そして肝心なそのスリッパークラッチの構造ですがこれまた簡単に説明すると
既存の一般的なクラッチは
物凄く単純で詳しい人に怒られそうですがまあこんな感じになってます。
クラッチを切る(クラッチを握る)と赤と青が離れる状態。
半クラッチは赤側と青側が中途半端にくっついてる状態と考えて下さい。
じゃあそれに対しスリッパークラッチがどうなってるかというと・・・
こんな感じです。(詳しい人は怒らないで下さい・・・)
注目して欲しいのはエンジン側とミッション側の間のギザギザ。

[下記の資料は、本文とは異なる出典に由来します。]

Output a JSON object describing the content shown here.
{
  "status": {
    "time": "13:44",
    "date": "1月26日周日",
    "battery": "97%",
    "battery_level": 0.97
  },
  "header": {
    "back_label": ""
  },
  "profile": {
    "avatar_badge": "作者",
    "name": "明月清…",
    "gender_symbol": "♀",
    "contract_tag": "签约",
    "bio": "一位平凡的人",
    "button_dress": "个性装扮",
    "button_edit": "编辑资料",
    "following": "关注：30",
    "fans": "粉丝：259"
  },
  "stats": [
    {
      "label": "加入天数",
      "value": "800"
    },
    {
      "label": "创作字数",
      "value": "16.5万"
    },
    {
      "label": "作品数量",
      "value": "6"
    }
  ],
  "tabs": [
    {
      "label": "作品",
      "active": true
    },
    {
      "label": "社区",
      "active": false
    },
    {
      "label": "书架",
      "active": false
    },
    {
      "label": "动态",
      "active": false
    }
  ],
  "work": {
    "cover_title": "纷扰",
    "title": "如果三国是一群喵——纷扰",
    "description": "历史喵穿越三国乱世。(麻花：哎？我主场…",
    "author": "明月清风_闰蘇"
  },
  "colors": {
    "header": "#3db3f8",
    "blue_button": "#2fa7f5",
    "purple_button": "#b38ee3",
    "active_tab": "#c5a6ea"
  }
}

傾斜したギザギザが付いているのが分かりますか?
このオス・メス状のカムになっているこれこそがバックトルクリミッター機能を持つスリッパークラッチの正体です。
最初に言った通り、ホッピングやロックといった現象はバックトルク(タイヤ側からの力)がエンジンの力を上回るほど強烈で、エンジン側(赤)よりミッション側(青)が速く強い回転をするから起こるわけです。
ではスリッパークラッチの場合どうなるかと言うと・・・
図を見ると分かる通り傾斜が付いている為に噛んでたのがズレて半クラの状態になるわけですね。
これが原理。
で、ここからが本題。
傾斜が付いてるから抜けるのは分かってもらえたと思うのですが、じゃあ逆にエンジン側(赤)が速く強い時、すなわち通常の時はどうなるか?
傾斜の角度を見て何とか分かってもらいたいのですが、エンジン側(赤)が速く回るとミッション型(青)を巻き込んで自然と深く噛んで回る様になるわけです。
これがどういうとことかというと、発進時などの半クラ操作が容易になり自然に噛むことで従来の様に強く押し付ける必要がなくなったためバネレートを柔くできクラッチを軽くすることが可能になったわけです。
副産物と言えば副産物と言えるかも知れませんが、スリッパークラッチにはこういった隠された機能が付いているわけなんです。
だからメーカーのサイトを見てもらえば分かる通りスリッパークラッチではなく
「”アシスト”&スリッパークラッチ」
と言ってるわけなんですね。
Ninja250やXV1900やV-STROM1000といったサーキット走行を主体としないバイクにも採用されるのにはこういった理由からによるものが大きいんです。